The Effectiveness of the Products
SAMHSA devised an experiment to evaluate how effective some of these masking agents really are. Certified negative urine was "spiked" with marijuana metabolite (THCA, delta-9-tetrahydrocannabinol-9-carbozylic acid), cocaine metabolite (benzoylecgonine), phencyclidine, opiate metabolite (morphine), and methamphetamine. The concentration of each analyte was twice the screening test cutoff. This standard analytical approach, taken with each substance that was added to the donor's specimen, was applied to more than 30 products purchased.
Several versions of one particular product were tested and found to be able to significantly mask a positive drug test, especially for marijuana and morphine. What is most noteworthy is that each successive version of this product is more effective in masking the drug test. Each version of that product has been somewhat effective in masking the presence of marijuana, cocaine, morphine, phencyclidine, and methamphetamine. The chemical composition of each of these versions also changes, which was pointed out in its marketing as an asset.
One adulterant manufacturer changes their product formula approximately every 6 to 9 months to stay ahead of the drug testing labs. It has openly stated that if a certain formula stays on the market too long, its product would be reverse-engineered by the labs and eventually become detectable. Older formulations are exchanged for a current formulation free of charge.
One product that was purchased in April 2001 contained chromate, an oxidant that became known after it had been used for a time. Another version, which was purchased in April 2002, contained hydrofluoric acid, a powerful acid that can etch glass, and sodium nitrite, a strong oxidant. Again, after a time, this combination became known, and the formulation again changed. A subsequent product, purchased July 2002, was a newly designed system, this time consisting of two vials of chemicals added sequentially to urine in the donor's specimen collection cup. One of the vials contained an iodine-containing compound, the other vial contained hydrochloric and hydrofluoric acids. The most recent version of the product is currently available and being evaluated by our staff.
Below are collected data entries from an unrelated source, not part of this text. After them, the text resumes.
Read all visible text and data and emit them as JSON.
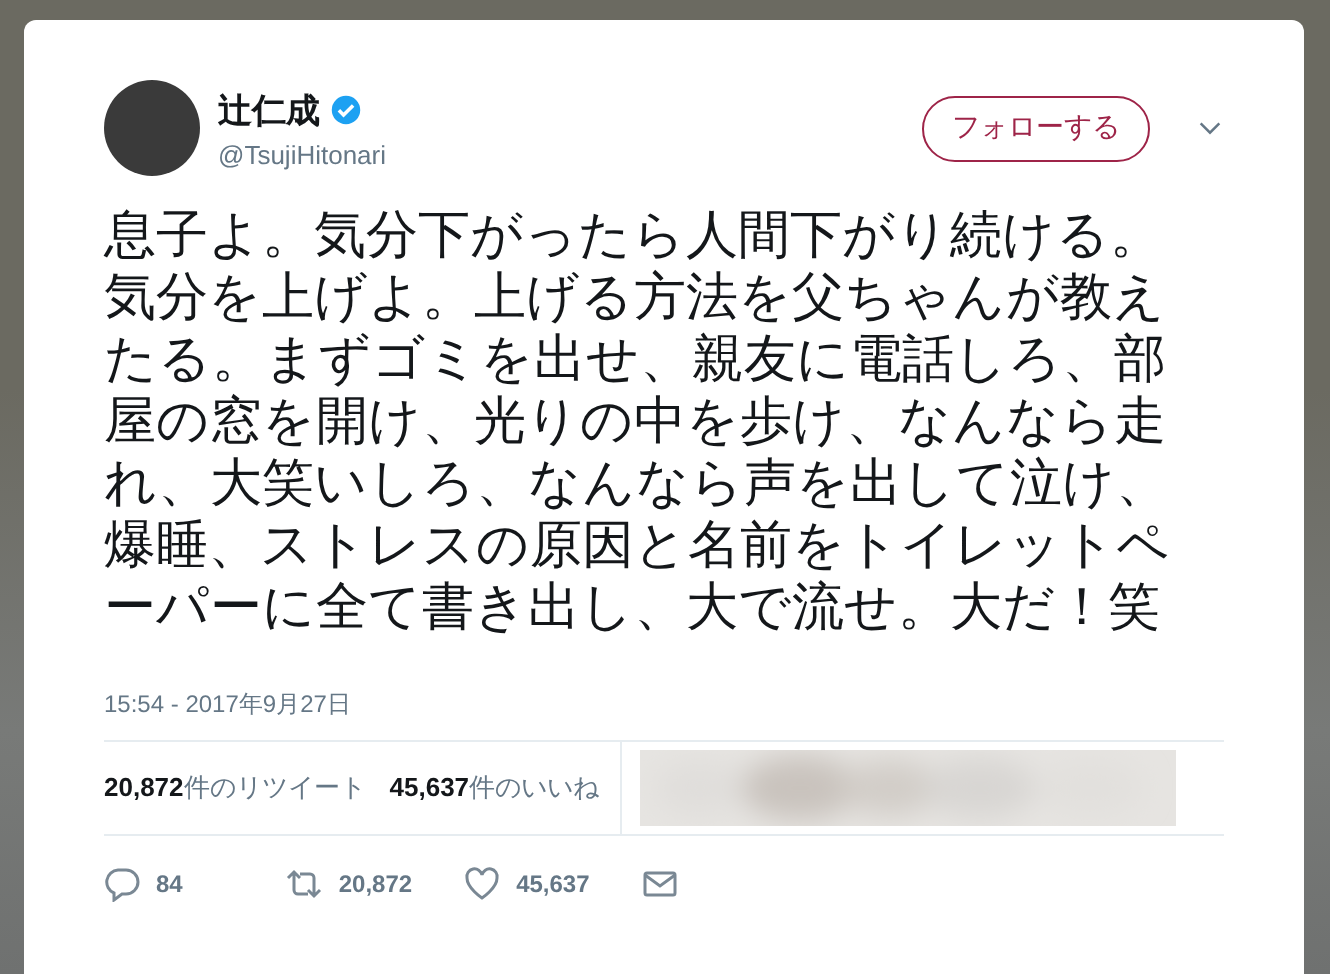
{
  "author": {
    "name": "辻仁成",
    "verified": true,
    "handle": "@TsujiHitonari"
  },
  "follow_button": "フォローする",
  "tweet_lines": [
    "息子よ。気分下がったら人間下がり続ける。",
    "気分を上げよ。上げる方法を父ちゃんが教え",
    "たる。まずゴミを出せ、親友に電話しろ、部",
    "屋の窓を開け、光りの中を歩け、なんなら走",
    "れ、大笑いしろ、なんなら声を出して泣け、",
    "爆睡、ストレスの原因と名前をトイレットペ",
    "ーパーに全て書き出し、大で流せ。大だ！笑"
  ],
  "timestamp": "15:54 - 2017年9月27日",
  "stats": [
    {
      "count": "20,872",
      "label": "件のリツイート"
    },
    {
      "count": "45,637",
      "label": "件のいいね"
    }
  ],
  "actions": [
    {
      "kind": "reply",
      "count": "84"
    },
    {
      "kind": "retweet",
      "count": "20,872"
    },
    {
      "kind": "like",
      "count": "45,637"
    },
    {
      "kind": "message"
    }
  ]
}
Continued Impact of Adulterants on Public Health and Safety
Unless Stopped, the Next Marketing Opportunity for Adulterant Sales will Target Drug Testing and Specimen Validity of Hair, Oral Fluid, and Sweat
SAMHSA's current knowledge of the myriad of products to beat drug tests has forced the Agency to add specimen validity testing requirements for hair, oral fluid, and sweat in our proposed expanded Federal drug testing program. This is necessary because products are now being marketed and sold to beat any drug test, no matter what specimen is collected.
Mr. Chairman and Members of the Subcommittee, thank you for the opportunity to provide this information to you. I would be happy to answer any questions you may have.